If the purpose is also to investigate the biologic content of permafrost within sediment, all the
borehole should be drilled using a triple core auger (T6) with included plastic liner that can prevent
part of the contamination. This kind of coring is almost impossible through boulders or bedrock so,
it is better to drill through the block and continue the coring below these obstructions.
Temperature monitoring:
Shallow boreholes should be closed at the top without any concrete or metal caps which could
change the surface characteristics. These boreholes can be used also to monitor the 0°C isotherm
depth and therefore the thermal string should be built with more thermal probes near the permafrost
table and ZAA).
There are two procedures for standardizing the monitoring:
1) Establish the depths of measurement after some preliminary manual thermal measurements
choosing the more representative depths of permafrost table and ZAA and some fixed depths (e.g. 2
cm, 30 cm, in the upper part, 10 m, 15 m, 20 m).
2) Establish a common fixed set of depths, e.g.:
Continental Antarctic: 0.02, 0.1, 0.2, 0.3, 0.4, 0.5, 0.6, 1.6, 2.6, 3.6, 5.0, 8.0, 10.0, 11.0, 12.0, 13.0,
14.0, 15.0, 16.0, 18.0 and 20.0m;
Maritime Antarctic: 0.02, 0.3, 0.5, 1.0, 1.3, 1.6, 1.9, 2.2, 2.6, 3.6, 5.0, 8.0, 10.0, 11.0, 12.0, 13.0,
14.0, 15.0, 16.0, 18.0 and 20.0 m.
In this case a shallow borehole should be drilled not more than 10 m away from the deeper one and
instrumented as above. The deeper borehole should be instrumented with a fixed depth of 5 or 10 m
below the ZAA. Recording interval should be established depending on the depth (hourly in the first
0.3 m, daily from 0.3 m to ZAA; weekly or monthly below, in order to save memory and power).
Minimum accuracy of the sensors should be 0.1°C.
Active layer: for details see: Guglielmin, M. Ground surface temperature (GST), active layer and
permafrost monitoring in continental Antarctica. Permafrost and Periglacial Processes 17: 133-143
(2006).
CALM-South should be composed of:
1) Active layer year-round monitoring site
2) Climate station as specified above
3) GRID - The grid (minimum 50x50 m with 36 grid points, maximum 100x100 m with 121 grid
points; nodes at 10m spacing) can be marked with wood stakes or metal rods. GPS coordinates of at
least the four corners are required. The site should be flat or with very gentle slope (<5° on average)

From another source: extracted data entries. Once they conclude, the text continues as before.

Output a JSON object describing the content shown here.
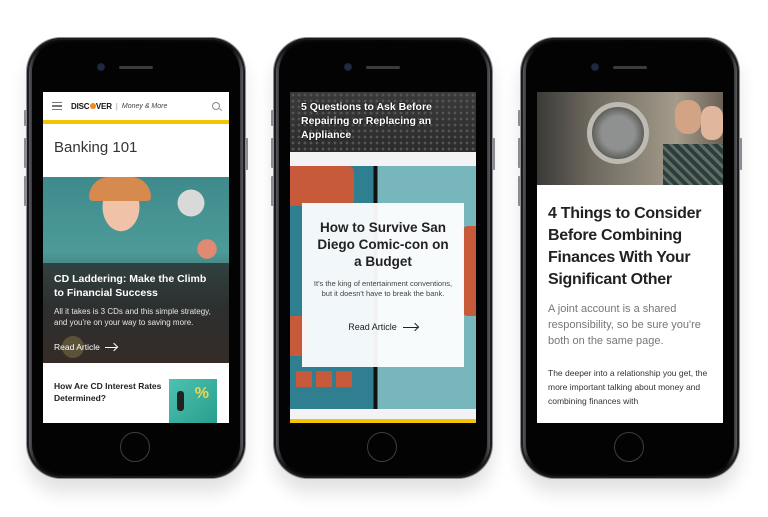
{
  "phones": [
    {
      "header": {
        "brand": "DISCOVER",
        "separator": "|",
        "section": "Money & More",
        "menu_icon": "hamburger-icon",
        "search_icon": "search-icon"
      },
      "page_title": "Banking 101",
      "featured": {
        "title": "CD Laddering: Make the Climb to Financial Success",
        "summary": "All it takes is 3 CDs and this simple strategy, and you're on your way to saving more.",
        "link_label": "Read Article",
        "link_icon": "arrow-right-icon"
      },
      "list_card": {
        "title": "How Are CD Interest Rates Determined?",
        "thumb_label": "%"
      }
    },
    {
      "top_article": {
        "title": "5 Questions to Ask Before Repairing or Replacing an Appliance"
      },
      "featured": {
        "title": "How to Survive San Diego Comic-con on a Budget",
        "summary": "It's the king of entertainment conventions, but it doesn't have to break the bank.",
        "link_label": "Read Article",
        "link_icon": "arrow-right-icon"
      }
    },
    {
      "article": {
        "title": "4 Things to Consider Before Combining Finances With Your Significant Other",
        "lead": "A joint account is a shared responsibility, so be sure you're both on the same page.",
        "body": "The deeper into a relationship you get, the more important talking about money and combining finances with"
      }
    }
  ],
  "colors": {
    "accent_yellow": "#f5c400",
    "brand_orange": "#f08a1c"
  }
}
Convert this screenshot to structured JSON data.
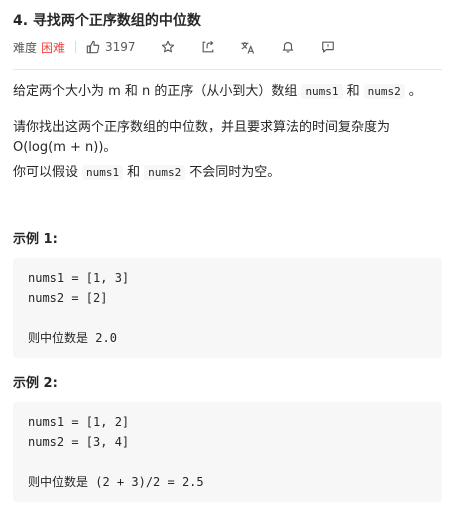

and with the more representative vegetation and grain size (lithology) included. At the first stage,
detailed topographic (or GPS) DTM of the GRID should be produced, as well as measurements of
albedo, grain size, vegetation, thickness of organic mat for each point.
One annual measurement (preferably during the same week every year, and preferably at the time of
maximum thaw) of ground temperature at fixed depths (e.g. 2, 10, 20, 30, 50 cm) should be carried
out, extrapolating the 0°C isotherm at this point. The snow depth is measured when the ground is
covered by snow. Automatic monitoring at a minimum of two points with homogeneous vegetation
and soils conditions and additional sites for heterogeneous conditions is recommended.
The critical point for installing of the automatic station to monitor the active layer is the choice of
the measuring points. It is recommended to employ a time-step procedure in which the first step is
to measure manually once per year (or for those who have adequate funding, year round with data
loggers) on a grid with enough representative and comparable for 2-3 years and thereafter a
“posteriori” analysis to continue with year-round recordings at some selected points.